Nella prima parte del libro trovano spazio le testimonianze delle personalità che a vario titolo hanno avuto a che fare con lui, nomi di spicco della cultura del tempo. Tra i tanti: Marina Abramović, Maurizio Bonora, Fernanda Fedi, Giuliano Giuman, Ugo La Pietra, Federica Marangoni, Elio Marchegiani, e storici dell’arte o critici, come Renato Barilli, Claudio Cerritelli, Bruno D’Amore, Giorgio Di Genova, Marilena Pasquali e Vittorio Sgarbi.
Nella seconda parte dal titolo “Un museo, una città, un progetto”, oltre all’apporto dei curatori sono invece intervenuti accademici e storici dell’arte di diverse generazioni, per esplorare gli assi portanti del progetto Farina, la sua metodologia organizzativa e il sistema di relazioni su cui poggiava.
Un volume che evidenzia dunque la capacità di Farina di intercettare le tendenze che si andavano affermando oltreoceano, dall’informale all’action painting fino alla pop art, senza dimenticare la scuola ferrarese di cui pure è stato profondo conoscitore e promotore. Dal cognato Maurizio Bonora, a Gianni Guidi, Sergio Zanni, Gianfranco Goberti e tanti altri, sono numerosi gli artisti locali che hanno goduto del suo supporto per uscire dalle mura cittadine e farsi conoscere. Massimo Marchetti nel libro racconta di come Farina si fosse posto l’obiettivo di non essere troppo campanilistico nella scelta degli artisti, in modo scientifico e rigoroso: una mostra di un ferrarese ogni 12 tra italiani o stranieri.
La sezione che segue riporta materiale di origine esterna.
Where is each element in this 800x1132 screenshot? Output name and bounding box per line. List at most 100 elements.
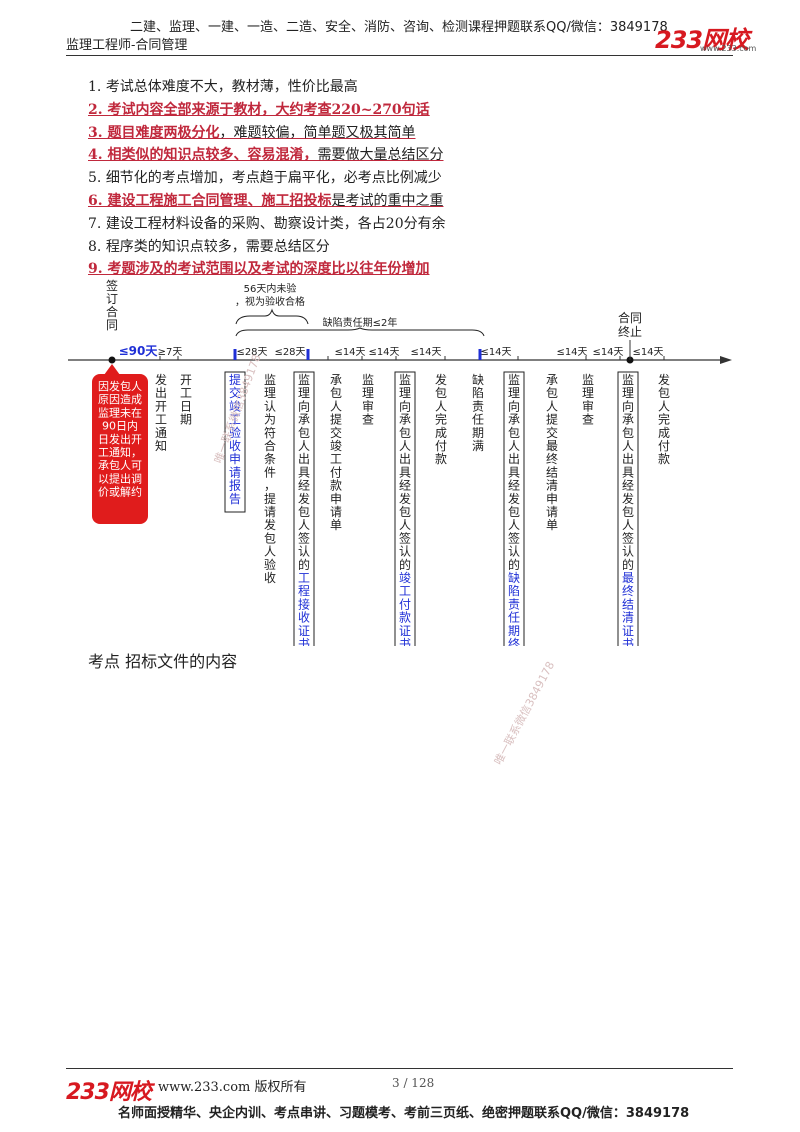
event-label: 具 <box>298 465 310 479</box>
event-label: 签 <box>622 530 634 545</box>
event-label: 交 <box>229 385 241 400</box>
callout-text: 以提出调 <box>98 471 142 485</box>
callout-box <box>92 374 148 524</box>
event-label: 查 <box>582 413 594 427</box>
event-label: 结 <box>546 465 558 479</box>
event-label: 请 <box>229 465 241 479</box>
event-label: 包 <box>546 386 558 400</box>
event-label: 款 <box>330 479 342 493</box>
list-item-text-rest: ，难题较偏，简单题又极其简单 <box>219 124 416 141</box>
event-label: 承 <box>298 413 310 427</box>
list-item-number: 5. <box>88 170 106 187</box>
event-label: 包 <box>658 386 670 400</box>
callout-text: 因发包人 <box>98 379 142 393</box>
event-label: 人 <box>622 518 634 532</box>
event-label: 的 <box>399 557 411 572</box>
event-label: 陷 <box>508 583 520 598</box>
event-label: 工 <box>298 571 310 585</box>
callout-text: 工通知， <box>98 445 142 459</box>
event-label: 期 <box>472 426 484 440</box>
event-label: 监 <box>508 373 520 387</box>
event-label: 人 <box>435 399 447 413</box>
event-label: 单 <box>330 518 342 532</box>
event-label: 人 <box>330 399 342 413</box>
event-label: 包 <box>508 505 520 519</box>
callout-pointer <box>104 364 120 375</box>
event-label: 包 <box>264 531 276 545</box>
callout-text: 价或解约 <box>98 485 142 499</box>
page-number: 3 / 128 <box>392 1076 435 1090</box>
event-label: 工 <box>155 413 167 427</box>
event-label: 陷 <box>472 385 484 400</box>
event-label: 承 <box>546 373 558 387</box>
interval-label: ≤14天 <box>556 347 587 358</box>
event-label: 开 <box>180 373 192 387</box>
event-label: 款 <box>435 452 447 466</box>
event-label: 向 <box>508 398 520 413</box>
event-label: 提 <box>229 372 241 387</box>
event-box <box>617 371 639 646</box>
event-label: 程 <box>298 583 310 598</box>
event-label: 包 <box>399 505 411 519</box>
event-label: 出 <box>155 386 167 400</box>
event-label: 承 <box>330 373 342 387</box>
event-label: 告 <box>229 492 241 506</box>
callout-text: 原因造成 <box>98 392 142 406</box>
event-label: 开 <box>155 399 167 413</box>
event-label: 包 <box>435 386 447 400</box>
event-label: 监 <box>298 373 310 387</box>
event-label: 提 <box>546 412 558 427</box>
acceptance-note: 56天内未验 <box>244 282 297 295</box>
list-item-number: 8. <box>88 238 106 255</box>
event-label: 理 <box>362 386 374 400</box>
event-label: 完 <box>435 412 447 427</box>
event-label: 为 <box>264 413 276 427</box>
list-item: 2. 考试内容全部来源于教材，大约考查220~270句话 <box>88 99 728 122</box>
event-label: 的 <box>622 557 634 572</box>
event-label: 书 <box>622 637 634 646</box>
event-label: 期 <box>180 413 192 427</box>
event-label: 发 <box>658 372 670 387</box>
list-item-text: 考试内容全部来源于教材，大约考查220~270句话 <box>107 101 430 118</box>
event-label: 最 <box>546 439 558 453</box>
event-label: 人 <box>264 545 276 559</box>
event-label: 证 <box>622 624 634 638</box>
event-label: 包 <box>622 505 634 519</box>
event-label: 认 <box>508 545 520 559</box>
event-label: 申 <box>546 492 558 506</box>
event-label: 责 <box>508 597 520 611</box>
event-label: 发 <box>298 491 310 506</box>
event-label: 任 <box>472 413 484 427</box>
event-label: 件 <box>264 465 276 479</box>
event-label: 满 <box>472 439 484 453</box>
event-label: 理 <box>264 386 276 400</box>
callout-text: 承包人可 <box>98 459 142 472</box>
event-label: 具 <box>622 465 634 479</box>
event-label: 竣 <box>229 398 241 413</box>
milestone-marker <box>233 349 237 360</box>
brand-logo: 233网校 <box>655 26 749 54</box>
event-label: 签 <box>508 530 520 545</box>
event-label: 发 <box>435 372 447 387</box>
list-item-number: 3. <box>88 124 108 141</box>
interval-label: ≤14天 <box>410 347 441 358</box>
event-label: 经 <box>622 479 634 493</box>
event-label: 成 <box>435 426 447 440</box>
event-label: 人 <box>546 399 558 413</box>
event-label: 书 <box>399 637 411 646</box>
event-label: 审 <box>582 398 594 413</box>
event-label: 验 <box>229 425 241 440</box>
event-label: 验 <box>264 557 276 572</box>
event-label: 缺 <box>508 570 520 585</box>
event-label: 申 <box>330 492 342 506</box>
event-label: 工 <box>399 584 411 598</box>
callout-text: 90日内 <box>102 419 138 433</box>
event-label: 交 <box>330 425 342 440</box>
event-label: 理 <box>622 386 634 400</box>
list-item-text: 相类似的知识点较多、容易混淆， <box>107 147 318 164</box>
event-label: 包 <box>330 386 342 400</box>
event-label: 请 <box>546 505 558 519</box>
event-label: 证 <box>298 624 310 638</box>
header-subtitle: 监理工程师-合同管理 <box>66 38 188 53</box>
list-item-text: 程序类的知识点较多，需要总结区分 <box>105 238 330 255</box>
Andando a fare i conti a fine carriera Marchetti si è accorto che non solo ci è riuscito, ma che il rapporto è stato in realtà di un ferrarese ogni 14. Sempre parlando di Ferrara altre due esperienze sono state uniche ed irripetibili nei suoi anni: il Centro Video Arte guidato da Lola Bonora e Carlo Ansaloni e il Museo della Metafisica, poi smantellato, capaci di animare la vita culturale cittadina rendendola davvero aperta al mondo.
Perché l’unicità di Franco Farina è stata anche quella di essere aperto a tutte le correnti artistiche, dalle più sperimentali a quelle più tradizionali, a differenza di certe direzioni del passato che avevano dato a musei analoghi una linea modellata del tutto sui gusti di chi stava alla guida. L’arte è un linguaggio capace di educare e raccontare un po’ del mondo agli abitanti di Ferrara, così come ai suoi artisti: un modo per viaggiare senza farlo fisicamente, in tempi in cui un volo aereo non era alla portata di tutti. Farina svolgeva insomma un servizio pubblico nel senso più alto del termine, perché una mostra fosse opportunità di crescita sociale e culturale, utile anche a consolidare un pubblico italiano per l’arte contemporanea.
Per tutte queste ragioni forse è giusto mitizzare la sua figura ed è bello che tra collezioni, mostre, libri e targhe ne venga tenuta viva la memoria. Un giorno il Maestro disse: “Se sparisse il Castello i ferraresi se ne accorgerebbero solo perché mancherebbe l’ombra”. Di Franco più che dell’ombra ci mancano tanto il riflesso e la prospettiva, chissà che un libro non sia d’ispirazione per qualcuno un domani.